The Prodigy Keyboard Circuit part 2

So we determined a voltage source to the keyboard circuit won't work. Here is a current source used instead. The lowest key is still connected to ground. What should be the current I? Each resistor is 100 ohm and should have 1/12 V across it. By Ohms Law I = V/R = 1/(12*100) = .833 mA. What happens when two keys are held down at the same time? Like the previous example with the voltage source, the current will bypass the resistors between the two keys. To solve for Vout, we see the point on the far left is grounded. Vout will just be I*(Resistance from ground to the lowest key held down). Pressing higher keys won't do anything to Vout. This is the reason for low note priority.

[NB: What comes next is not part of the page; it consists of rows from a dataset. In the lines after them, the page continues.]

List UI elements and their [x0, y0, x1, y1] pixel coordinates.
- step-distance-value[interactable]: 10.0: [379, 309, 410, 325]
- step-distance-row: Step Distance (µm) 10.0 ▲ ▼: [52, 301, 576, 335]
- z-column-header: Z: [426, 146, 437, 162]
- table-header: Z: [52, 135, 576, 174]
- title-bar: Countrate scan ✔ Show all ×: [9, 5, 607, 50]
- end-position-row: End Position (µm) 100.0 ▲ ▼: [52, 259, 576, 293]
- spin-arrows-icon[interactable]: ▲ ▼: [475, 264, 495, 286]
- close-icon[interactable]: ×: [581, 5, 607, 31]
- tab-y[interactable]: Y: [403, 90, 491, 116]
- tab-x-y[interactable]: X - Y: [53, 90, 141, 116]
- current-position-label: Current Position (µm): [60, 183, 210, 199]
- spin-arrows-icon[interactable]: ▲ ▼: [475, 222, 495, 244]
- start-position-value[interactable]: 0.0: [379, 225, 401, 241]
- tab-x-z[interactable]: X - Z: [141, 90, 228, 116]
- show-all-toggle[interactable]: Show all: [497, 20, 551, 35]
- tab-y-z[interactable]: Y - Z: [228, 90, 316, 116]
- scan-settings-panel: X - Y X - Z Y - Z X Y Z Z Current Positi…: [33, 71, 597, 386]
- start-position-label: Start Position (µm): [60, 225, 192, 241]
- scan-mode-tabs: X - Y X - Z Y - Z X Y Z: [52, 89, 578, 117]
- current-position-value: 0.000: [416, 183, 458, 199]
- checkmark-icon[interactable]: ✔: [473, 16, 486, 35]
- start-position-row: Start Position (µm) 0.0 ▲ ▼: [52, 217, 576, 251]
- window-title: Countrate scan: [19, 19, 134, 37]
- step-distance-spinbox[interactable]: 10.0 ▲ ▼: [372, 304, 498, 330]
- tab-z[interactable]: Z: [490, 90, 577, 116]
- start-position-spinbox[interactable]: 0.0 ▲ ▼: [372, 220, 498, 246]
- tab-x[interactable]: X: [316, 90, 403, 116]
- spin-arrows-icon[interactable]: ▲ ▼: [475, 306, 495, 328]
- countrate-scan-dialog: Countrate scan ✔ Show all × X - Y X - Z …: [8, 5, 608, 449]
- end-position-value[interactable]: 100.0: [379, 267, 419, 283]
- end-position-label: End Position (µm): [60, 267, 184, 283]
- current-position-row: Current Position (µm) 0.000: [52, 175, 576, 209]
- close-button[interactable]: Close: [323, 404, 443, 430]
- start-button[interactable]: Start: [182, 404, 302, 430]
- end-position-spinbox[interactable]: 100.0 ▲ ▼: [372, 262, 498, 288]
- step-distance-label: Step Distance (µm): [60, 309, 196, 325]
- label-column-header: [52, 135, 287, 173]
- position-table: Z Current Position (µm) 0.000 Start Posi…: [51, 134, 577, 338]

It would be just as easy to make a keyboard with high note priority. The highest note could be held at 2.58 V. The current source would be connected the opposite way to the lowest note to sink current. Making a last-note-priority keyboard would be much more difficult to make. Figuring out the last note played really requires digital logic, so it wasn't until the introduction of microprocessors in synths that last note priority became common. The SH-101 and Pro-One come to mind. The SH-101 has a last-note/low-note priority switch so the synth shredders of the day could still use their Moog soloing techniques.

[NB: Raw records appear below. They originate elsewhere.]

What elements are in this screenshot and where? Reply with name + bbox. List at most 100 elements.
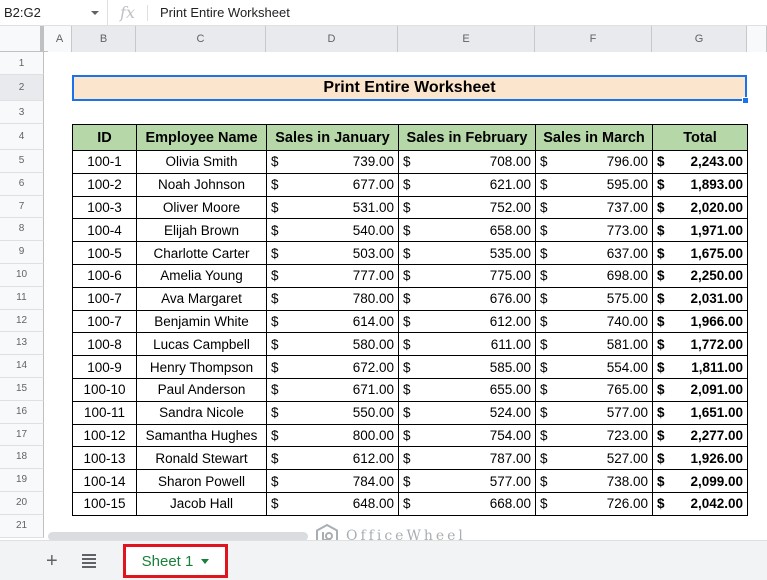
- title-merged-cell[interactable]: Print Entire Worksheet: [72, 75, 747, 101]
- row-header-4[interactable]: 4: [0, 124, 44, 150]
- selection-fill-handle[interactable]: [742, 97, 749, 104]
- cell-total[interactable]: $1,651.00: [652, 400, 748, 425]
- cell-sales-jan[interactable]: $531.00: [266, 195, 399, 220]
- cell-total[interactable]: $1,926.00: [652, 446, 748, 471]
- cell-sales-feb[interactable]: $752.00: [398, 195, 536, 220]
- cell-employee-name[interactable]: Benjamin White: [136, 309, 267, 334]
- cell-sales-mar[interactable]: $796.00: [535, 150, 653, 174]
- row-header-1[interactable]: 1: [0, 52, 44, 75]
- cell-total[interactable]: $1,971.00: [652, 218, 748, 243]
- cell-id[interactable]: 100-4: [72, 218, 137, 243]
- cell-total[interactable]: $1,772.00: [652, 332, 748, 357]
- cell-sales-feb[interactable]: $585.00: [398, 355, 536, 379]
- row-header-15[interactable]: 15: [0, 378, 44, 401]
- cell-id[interactable]: 100-7: [72, 286, 137, 311]
- cell-sales-mar[interactable]: $527.00: [535, 446, 653, 471]
- cell-sales-jan[interactable]: $648.00: [266, 491, 399, 516]
- cell-id[interactable]: 100-9: [72, 355, 137, 379]
- cell-employee-name[interactable]: Henry Thompson: [136, 355, 267, 379]
- cell-sales-mar[interactable]: $740.00: [535, 309, 653, 334]
- cell-total[interactable]: $2,277.00: [652, 423, 748, 448]
- row-header-9[interactable]: 9: [0, 241, 44, 264]
- cell-total[interactable]: $2,091.00: [652, 377, 748, 402]
- cell-total[interactable]: $1,966.00: [652, 309, 748, 334]
- row-header-13[interactable]: 13: [0, 332, 44, 356]
- cell-sales-jan[interactable]: $800.00: [266, 423, 399, 448]
- row-header-18[interactable]: 18: [0, 446, 44, 470]
- row-header-10[interactable]: 10: [0, 264, 44, 287]
- cell-sales-feb[interactable]: $535.00: [398, 241, 536, 265]
- row-header-7[interactable]: 7: [0, 195, 44, 219]
- header-employee-name[interactable]: Employee Name: [136, 124, 267, 151]
- cell-sales-feb[interactable]: $524.00: [398, 400, 536, 425]
- row-header-3[interactable]: 3: [0, 101, 44, 124]
- cell-employee-name[interactable]: Charlotte Carter: [136, 241, 267, 265]
- cell-sales-feb[interactable]: $621.00: [398, 172, 536, 197]
- cell-sales-mar[interactable]: $577.00: [535, 400, 653, 425]
- row-header-12[interactable]: 12: [0, 309, 44, 333]
- cell-total[interactable]: $2,243.00: [652, 150, 748, 174]
- cell-sales-mar[interactable]: $581.00: [535, 332, 653, 357]
- cell-sales-mar[interactable]: $773.00: [535, 218, 653, 243]
- cell-employee-name[interactable]: Paul Anderson: [136, 377, 267, 402]
- sheet-tab-sheet-1[interactable]: Sheet 1: [123, 544, 228, 578]
- header-total[interactable]: Total: [652, 124, 748, 151]
- cell-sales-jan[interactable]: $777.00: [266, 263, 399, 288]
- cell-sales-jan[interactable]: $739.00: [266, 150, 399, 174]
- row-header-5[interactable]: 5: [0, 150, 44, 173]
- cell-id[interactable]: 100-15: [72, 491, 137, 516]
- row-header-6[interactable]: 6: [0, 172, 44, 196]
- cell-sales-mar[interactable]: $575.00: [535, 286, 653, 311]
- cell-id[interactable]: 100-1: [72, 150, 137, 174]
- name-box-dropdown-icon[interactable]: [91, 10, 99, 15]
- cell-id[interactable]: 100-6: [72, 263, 137, 288]
- cell-employee-name[interactable]: Sharon Powell: [136, 469, 267, 493]
- cell-id[interactable]: 100-3: [72, 195, 137, 220]
- cell-sales-feb[interactable]: $676.00: [398, 286, 536, 311]
- cell-sales-jan[interactable]: $614.00: [266, 309, 399, 334]
- cell-total[interactable]: $2,099.00: [652, 469, 748, 493]
- cell-sales-feb[interactable]: $787.00: [398, 446, 536, 471]
- cell-sales-feb[interactable]: $612.00: [398, 309, 536, 334]
- cell-id[interactable]: 100-14: [72, 469, 137, 493]
- row-header-21[interactable]: 21: [0, 514, 44, 538]
- column-header-g[interactable]: G: [652, 26, 747, 52]
- header-id[interactable]: ID: [72, 124, 137, 151]
- cell-employee-name[interactable]: Olivia Smith: [136, 150, 267, 174]
- column-header-c[interactable]: C: [136, 26, 266, 52]
- cell-total[interactable]: $2,031.00: [652, 286, 748, 311]
- cell-id[interactable]: 100-7: [72, 309, 137, 334]
- cell-sales-mar[interactable]: $595.00: [535, 172, 653, 197]
- cell-sales-feb[interactable]: $775.00: [398, 263, 536, 288]
- column-header-e[interactable]: E: [398, 26, 535, 52]
- cell-sales-feb[interactable]: $708.00: [398, 150, 536, 174]
- name-box[interactable]: B2:G2: [0, 0, 108, 26]
- cell-id[interactable]: 100-8: [72, 332, 137, 357]
- cell-sales-feb[interactable]: $668.00: [398, 491, 536, 516]
- row-header-19[interactable]: 19: [0, 469, 44, 492]
- cell-sales-jan[interactable]: $612.00: [266, 446, 399, 471]
- cell-sales-jan[interactable]: $677.00: [266, 172, 399, 197]
- row-header-17[interactable]: 17: [0, 423, 44, 447]
- header-sales-january[interactable]: Sales in January: [266, 124, 399, 151]
- column-header-b[interactable]: B: [72, 26, 136, 52]
- cell-total[interactable]: $1,675.00: [652, 241, 748, 265]
- cell-sales-jan[interactable]: $503.00: [266, 241, 399, 265]
- cell-sales-feb[interactable]: $754.00: [398, 423, 536, 448]
- cell-id[interactable]: 100-2: [72, 172, 137, 197]
- cell-total[interactable]: $2,020.00: [652, 195, 748, 220]
- cell-id[interactable]: 100-5: [72, 241, 137, 265]
- cell-employee-name[interactable]: Ava Margaret: [136, 286, 267, 311]
- cell-sales-feb[interactable]: $577.00: [398, 469, 536, 493]
- cell-sales-jan[interactable]: $780.00: [266, 286, 399, 311]
- cell-sales-jan[interactable]: $672.00: [266, 355, 399, 379]
- column-header-a[interactable]: A: [48, 26, 72, 52]
- row-header-8[interactable]: 8: [0, 218, 44, 242]
- cell-employee-name[interactable]: Ronald Stewart: [136, 446, 267, 471]
- column-header-d[interactable]: D: [266, 26, 398, 52]
- cell-employee-name[interactable]: Oliver Moore: [136, 195, 267, 220]
- row-header-2[interactable]: 2: [0, 75, 44, 101]
- row-header-11[interactable]: 11: [0, 286, 44, 310]
- cell-sales-jan[interactable]: $784.00: [266, 469, 399, 493]
- header-sales-february[interactable]: Sales in February: [398, 124, 536, 151]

Now that we've established why we need a current source, we can ask why 100 ohm 1% resistors are used. (It looks like .1% on this scan of the schematic. Other scans definitely have 1% and I'm fairly certain .1% aren't manufactured). The 1% is easy. Our ears are very sensitive to pitch. If a note is 5% (5 cents) out of tune, it will be noticeable. Why 100 ohm? Consider this. If the resistors were large, say 100k, we could save power. The power used by the keyboard when no notes are played is V^2/R. We can't change V because we are using 1V/oct. But if we switched from 100 ohm to 100k ohm, it would require 1/1000 the power. What's the problem?

We are using a current source. In a perfect world it wouldn't matter, but real current sources have an output resistance. It is a large resistance in parallel with the current source. If we are driving a load with small resistance, this output resistance won't matter. But if the load is comparable to the output resistance, the current source will start misbehaving.